Self-defense is regarded as a right deriving from natural law. But that offers no justification to the parents of Michael Grace, Jr. of Charlotte, NC, who was shot to death while attempting to rob a Pizza Hut. CBS North Carolina reports:
It’s been a difficult week for parents Temia Hairston and Michael Grace Sr. Their son, Michael Grace Jr., was shot and killed during an attempted robbery early Sunday morning.
I sympathize. It is a terrible thing to lose a child. That is a wound that will not heal.
“If there was to be a death, it was not the place of the employee at Pizza Hut. That is the place of law enforcement,” said Hairston.
So far as I know, no jurisdiction in the United States has the death penalty for robbery. And police nearly everywhere are extremely reluctant to use a gun on a robbery suspect, owing to the violent protests that have followed police killings of suspects. Ferguson, Missouri, for example.
Hairston and Grace Sr. acknowledged that their son was breaking the law by robbing the business, and said they definitely don’t condone what he did.
“It was an act of desperation, but I do not believe that Michael would have hurt anyone,” said Hairston.

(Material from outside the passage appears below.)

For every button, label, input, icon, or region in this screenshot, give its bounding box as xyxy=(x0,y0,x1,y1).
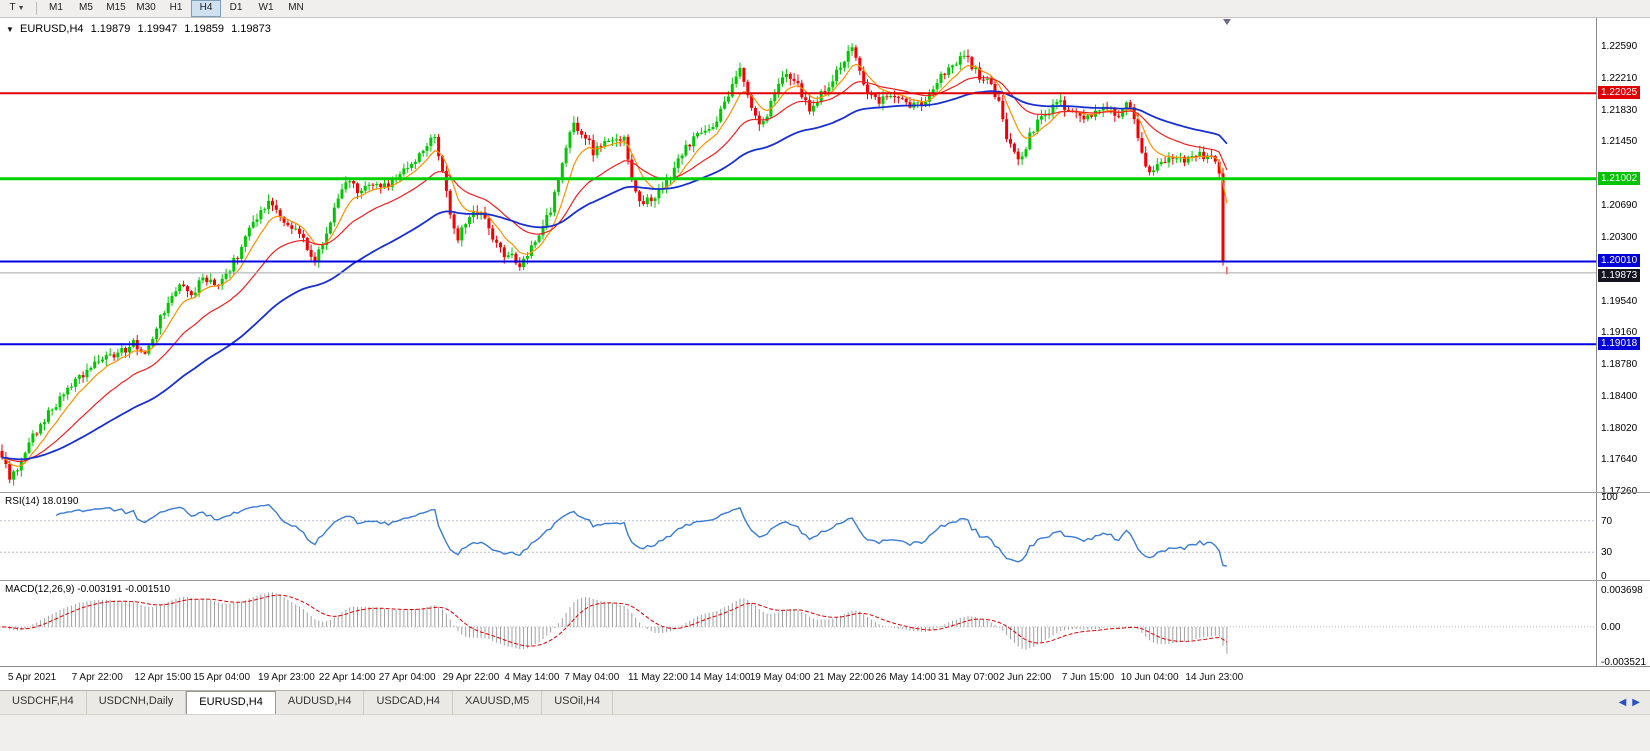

I am sorry, but robbing someone requires at least the threat of violence. If one asks for money without threatening violence, it is called “begging.” I don’t think it ought to be a capital crime, but the risks inherent in threatening violence belong on the sholders of the perpetrator.
I realize that state laws differ considerably as to the justification for a crime victim employing firearms or other violence. In California, for instance, a home can be invaded by thieves, and the residents cannot use a firearm unless they can prove that they legitimately feared for their lives and there was no escape avenue available. To my mind, this sort of law constitutes an incentive to criminals, for it reduces the risk of a home invasion.
I may be an extremist, but it seems to me that if one decides to commit a crime, the victims should have more rights than the perpetrator, especially the right to defend themselves from the presumption of violence that accompanies a robbery, home invasion, or other property crime.